The goal of performance tuning in SQL is to minimize the execution time of the query and reduce the number of resources while processing the query. Whenever we run the query, performance depends on the amount of data and the complexity of the calculations we are working on. So, by reducing the no of calculations and data, we can improve the performance. For that, we have some best practices and major factors which we are going to discuss in detail.
Data Types – Deciding on the right data type can reduce the storage space and improve our performance. We should always choose the minimum size of the data type which will work for all the values in all columns.
- Choosing a specific data type helps to ensure that only specific values are stored in a particular column and reduce storage size.
- Sometimes we need to convert one datatype to another which increases resource utilization and thereby reduces performance. So, to avoid that while creating a table care should be taken that we use the correct datatype across the tables in our data model, by doing so we are reducing the chances of changing them in the future. In this way, we don’t need to convert data type implicitly or explicitly and our query runs faster.

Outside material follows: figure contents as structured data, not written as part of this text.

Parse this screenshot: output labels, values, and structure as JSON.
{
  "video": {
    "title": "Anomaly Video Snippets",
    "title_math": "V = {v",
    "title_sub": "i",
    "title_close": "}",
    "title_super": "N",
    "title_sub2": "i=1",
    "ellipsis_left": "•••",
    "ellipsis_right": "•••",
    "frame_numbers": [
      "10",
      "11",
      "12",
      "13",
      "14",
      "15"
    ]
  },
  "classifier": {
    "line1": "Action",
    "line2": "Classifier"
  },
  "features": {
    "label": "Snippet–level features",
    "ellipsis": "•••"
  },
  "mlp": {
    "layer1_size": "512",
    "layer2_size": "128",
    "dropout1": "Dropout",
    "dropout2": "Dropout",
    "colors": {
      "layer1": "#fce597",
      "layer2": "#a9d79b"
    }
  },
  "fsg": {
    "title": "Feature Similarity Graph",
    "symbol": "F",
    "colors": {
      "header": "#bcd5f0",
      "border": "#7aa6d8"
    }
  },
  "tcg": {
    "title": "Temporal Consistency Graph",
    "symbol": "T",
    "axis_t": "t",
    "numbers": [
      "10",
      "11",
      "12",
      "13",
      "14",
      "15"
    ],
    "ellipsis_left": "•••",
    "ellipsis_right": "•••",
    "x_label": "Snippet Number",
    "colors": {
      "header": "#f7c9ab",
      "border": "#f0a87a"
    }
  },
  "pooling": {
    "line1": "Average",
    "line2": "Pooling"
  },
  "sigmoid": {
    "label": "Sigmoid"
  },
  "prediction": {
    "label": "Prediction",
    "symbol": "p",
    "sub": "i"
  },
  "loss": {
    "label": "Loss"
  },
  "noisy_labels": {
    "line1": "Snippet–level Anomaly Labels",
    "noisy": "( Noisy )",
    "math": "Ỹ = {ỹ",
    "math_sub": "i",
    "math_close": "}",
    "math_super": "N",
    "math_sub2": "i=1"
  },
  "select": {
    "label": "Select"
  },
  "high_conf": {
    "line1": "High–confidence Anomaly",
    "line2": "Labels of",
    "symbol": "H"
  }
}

- We should use a new data type instead of the deprecated data type.
- Store the date and time in a separate column. It helps to aggregate data on the date and timewise also helps when we filter the data.
- When we have a column with a fixed length, go for the fixed length data type, for example- Gender, Flag value, Country code, Mobile number, Postal code, etc.
Filtering Data- Query performance depends on how much data we are processing so it is important to take only the required data for our query. Also, at which level we are filtering the data.
Let’s see some of the scenarios –
- For example, if we want to see aggregation for the year 2022 and for the ABC department then we should always filter data before aggregation in the Where clause instead of Having.
- If we want to join two tables with specific data, then we should filter the required data before joining the table.
Joins – Join is a very common and useful concept in Databases and data warehouses. In order to improve performance choosing the appropriate join for our requirements is very important. Below are some best practices of join.
- If we want only matching records from joining tables, then we should go for inner join. If we want full data from any one table, then we should go for left or right outer join and if we want full data from both the table then we should go for full outer join. Always try to avoid Cross join
- Use ON instead of writing join condition on where clause.
- Use alias name for table and column.
- Avoid OR in the join condition.
- Always prefer to join instead of a correlated subquery. correlated subquery has poor performance as compared to the joins.
Exist vs IN –
- We should use EXIST instead of IN whenever the subquery returns a large amount of data.
- We should use IN when the subquery returns a small amount of data.
Index- If we talk about performance tuning in SQL, Index plays a very important role. We can create an index either implicitly or explicitly. We have to use the index very carefully because, on one hand, it increases performance in searching, sorting, and grouping record, and on another hand, it increases disk space and takes more time while inserting, updating, and deleting data. There are two types of indexes, Cluster and Non-Cluster indexes. We can have only one Cluster index per table and whenever we create a primary key in the table, the database creates a clustered index implicitly. We can have multiple non-cluster indexes in the table. Whenever we create Unique Key on the table, the database creates a non-cluster index.
Below are some best practices for creating indexes.
- It is always recommended that we should create a clustered index before creating a non-cluster index.
- Integer data type works faster with index as compared to string because integer has low space requirement. That is why it is recommendable to create a primary key on the Integer column.
- Indexing in OLTP database -One should avoid multiple indexes in OLTP (online transaction processing) database since there is a need to frequently insert and modify the data hence multiple indexes might have a negative impact on performance.
- Indexing in OLAP database –OLAP (online analytical processing) database is mostly used for analytical purposes hence we commonly use select statements to get the data. In this scenario, we can use more indexes on multiple columns without affecting the performance.
Union vs Union All- Union all is faster as compared to Union because union check for duplicates and returns distinct values while Union all returns all records from both the table. If you know that both tables have unique and distinct records from each other, then we can go for union all for better performance.
These are some best practices that we can follow to improve the SQL performance.